# Sequences limit law problem

1. Jan 2, 2014

### alingy1

Hello everyone,
I'm starting to study sequences.
I'm on Stewart's Calculus textbook (single variable, 7th edition, for those who have it, on p. 693).
Now, I'm at the part where the limit laws are "transferred" to sequences.

(I'm sorry. I do not know how to code. I hope this is clear to you.)

lim as n->infinity of anp=[lim as n->infinity of an]p
IF p>0 AND an>0

Why do they add the IF p>0 AND an>0? I do not see why the formula would be wrong without that.

2. Jan 2, 2014

### PeroK

Can you think of a counterexample if p = -1?

What could happen to a_n that would prevent the formula from being true?

Also, if a_n altenates between +1 and -1, can you see a counterexample?

3. Jan 2, 2014

### alingy1

Why would a_n alternating change anything?
I tried to think about what would happen, but everything still makes sense.
Can you give me the counterexample you are thinking of? I'd like to graph it.

4. Jan 2, 2014

### PeroK

$If \ a_n = -1^n$

Then what is:

$lim_{n→∞}a_n$

5. Jan 2, 2014

### alingy1

lim of a_n as n->infinity is -1
lim of (a_n)^(-3) as n->infinity is -1
(lim of a_n as n->infinity)^(-3) is -1
The law seems to work! I think I'm doing something clearly wrong.

6. Jan 2, 2014

### PeroK

In this case, the limit does not exist. The sequence alternates between 1 and -1 doesn't get stay close to either. So:

$(lim_{n→∞}a_n)^2$ does not exist

But:

$lim_{n→∞}a_{n}^2 = 1$

7. Jan 2, 2014

### alingy1

Did you mean a_n=(-1)^n? I think if a_n=-1^n, the limit is -1.

8. Jan 2, 2014

### PeroK

Why would it be -1 in preference to 1? The sequence goes:

-1, 1, -1, 1, -1, 1, -1, 1...

Why would that converge to -1?

9. Jan 2, 2014

### alingy1

10. Jan 2, 2014

### vela

Staff Emeritus
Yes, PeroK meant the former. The expression -1^n is a bit ambiguous as some people will read it as -(1^n) and others will read it as (-1)^n.

11. Jan 2, 2014

### alingy1

Awesome! Thanks a lot. I'm starting to get this. Can I extrapolate that the a_n being >0 only adresses the issue of signs? What about the fact that p>0? I searched the web and no document explains it. Videos online, including KhanAcademy does not seem to address the issue!

12. Jan 2, 2014

### PeroK

For the other one, try a_n = n and p = -1:

$lim_{n→∞}a_{n}^{-1} = lim_{n→∞}\frac{1}{n} = 0$

But:

$lim_{n→∞}a_{n} = lim_{n→∞}n$ does not exist

so:

$(lim_{n→∞}n)^{-1}$ is not defined

13. Jan 2, 2014

### vela

Staff Emeritus
PeroK already gave you a counterexample with p=2 and $a_n = (-1)^n$. In that case, $a_n^p = 1$, so the limit on the lefthand side exists. The limit on the righthand side, however, doesn't.
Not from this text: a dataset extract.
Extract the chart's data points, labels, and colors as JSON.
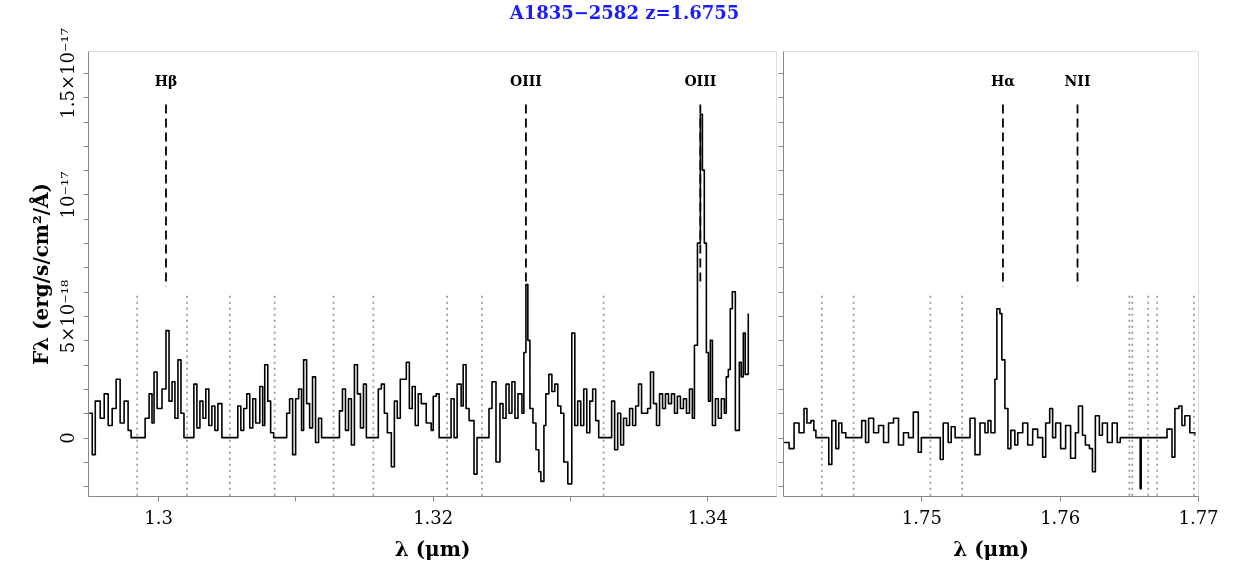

What about if p=1/2 but $a_n$ wasn't necessarily positive?

What about if p=-1 and $a_n \to \infty$?

What about p=0 and $a_n=n$?

Can you see why the equality wouldn't hold in each of these cases?

14. Jan 2, 2014

### alingy1

Thanks PeroK!
Vela:
What about p=0 and a_n=n? This seems to work:
Left-hand limit=1
Right-hand limit=1

15. Jan 2, 2014

### vela

Staff Emeritus
Really? What's $\lim_{n \to \infty} n$?

16. Jan 2, 2014

### alingy1

Infinity, no?

17. Jan 2, 2014

### vela

Staff Emeritus
Better to say the limit doesn't exist.

18. Jan 2, 2014

### alingy1

True, but doesn't the answer give infinity^0=1?

19. Jan 2, 2014

### vela

Staff Emeritus
No. You can't raise something that doesn't exist to any power.

20. Jan 2, 2014

### PeroK

I'm sure the book you have will help with this, but one of the best things you can do before you go much further is:

1) Understand why ∞ is not a number. And, in particular, that no arithemtic operations are defined on it.

2) Understand precisely what we mean by n → ∞ and why this does not require ∞ to be a number.

This is very important before you go very far with real analysis.